Мне мысли целовал
сон, друг мой сон,
Глаз сонно уронил слезу времён
И повернулся, как луна, ко мне.
Я рядом с двойником моим летел,
И в небо устремился, сбросив сон.
Вот так с земли удрал я нагишом,
Достиг другой земли, что дальше звёзд,
Карабкаясь уступами стихий,
Рыдая в кронах вместе с двойником,
Но и оттуда я взлетел пером.
А в алтаре — мир моего отца:
«Да, мы ступаем по земле отца!»
Тут сонмы херувимов так нежны!
«А это?
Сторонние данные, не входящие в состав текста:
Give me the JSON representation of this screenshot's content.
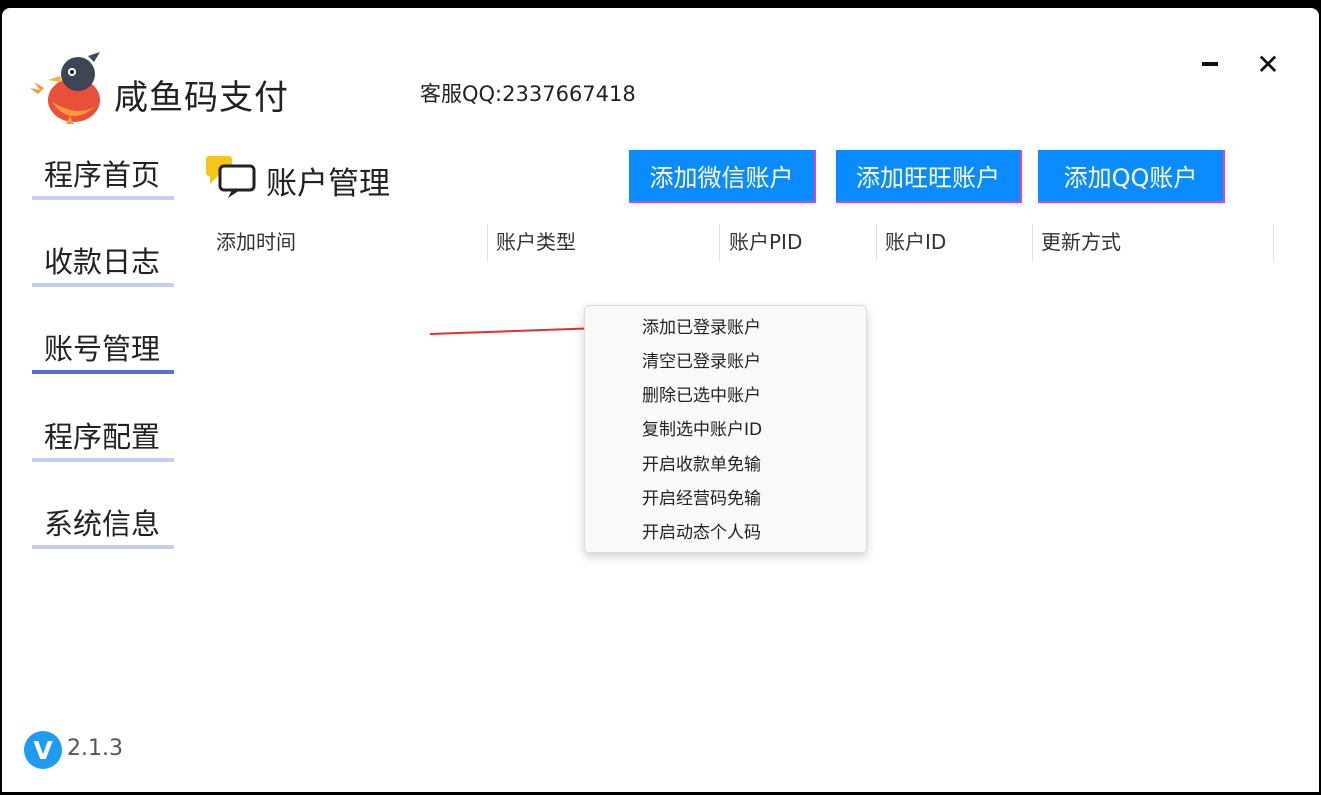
{
  "header": {
    "app_title": "咸鱼码支付",
    "support_text": "客服QQ:2337667418"
  },
  "sidebar": {
    "items": [
      {
        "label": "程序首页"
      },
      {
        "label": "收款日志"
      },
      {
        "label": "账号管理",
        "active": true
      },
      {
        "label": "程序配置"
      },
      {
        "label": "系统信息"
      }
    ]
  },
  "main": {
    "section_title": "账户管理",
    "buttons": {
      "add_wechat": "添加微信账户",
      "add_wangwang": "添加旺旺账户",
      "add_qq": "添加QQ账户"
    },
    "table": {
      "columns": [
        "添加时间",
        "账户类型",
        "账户PID",
        "账户ID",
        "更新方式"
      ],
      "rows": []
    }
  },
  "context_menu": {
    "items": [
      "添加已登录账户",
      "清空已登录账户",
      "删除已选中账户",
      "复制选中账户ID",
      "开启收款单免输",
      "开启经营码免输",
      "开启动态个人码"
    ]
  },
  "footer": {
    "version_icon_letter": "V",
    "version": "2.1.3"
  },
  "colors": {
    "primary_button": "#0a8bff",
    "nav_active_bar": "#5a6fdb",
    "nav_bar": "#c7cdf2",
    "arrow": "#e53030",
    "version_icon": "#1e9bf2"
  }
}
Это лишь людские сны:
Дунь — и они исчезнут…» А фантом
С глазами матери исчез, когда
Я сдул в постельки херувимов тех,
Но дунув, потерялся навсегда
Среди теней, что спят на облаках,
Не зная ничего о двойниках.
Но поднял голос воздух полный сил,
Вскарабкавшийся по ступенькам слов,
И записал я лёгкий сон звезды
Рукой и волоском на той земле:
Он легче был, чем отсветы воды,
Чем пробужденье в облаках миров.
И лестница Иакова росла,
Тянулась, приближаясь по часам,
К светилу. Каждая ступень её
Мне и утраты, и любовь несла,
Ступенька, вновь ступенька. Шаг, другой…
И каждый дюйм её в крови людской.
Ввысь очумелый старец лезет там,
И призрачный наряд не скинув с плеч,
Отцовский призрак влазит по дождям.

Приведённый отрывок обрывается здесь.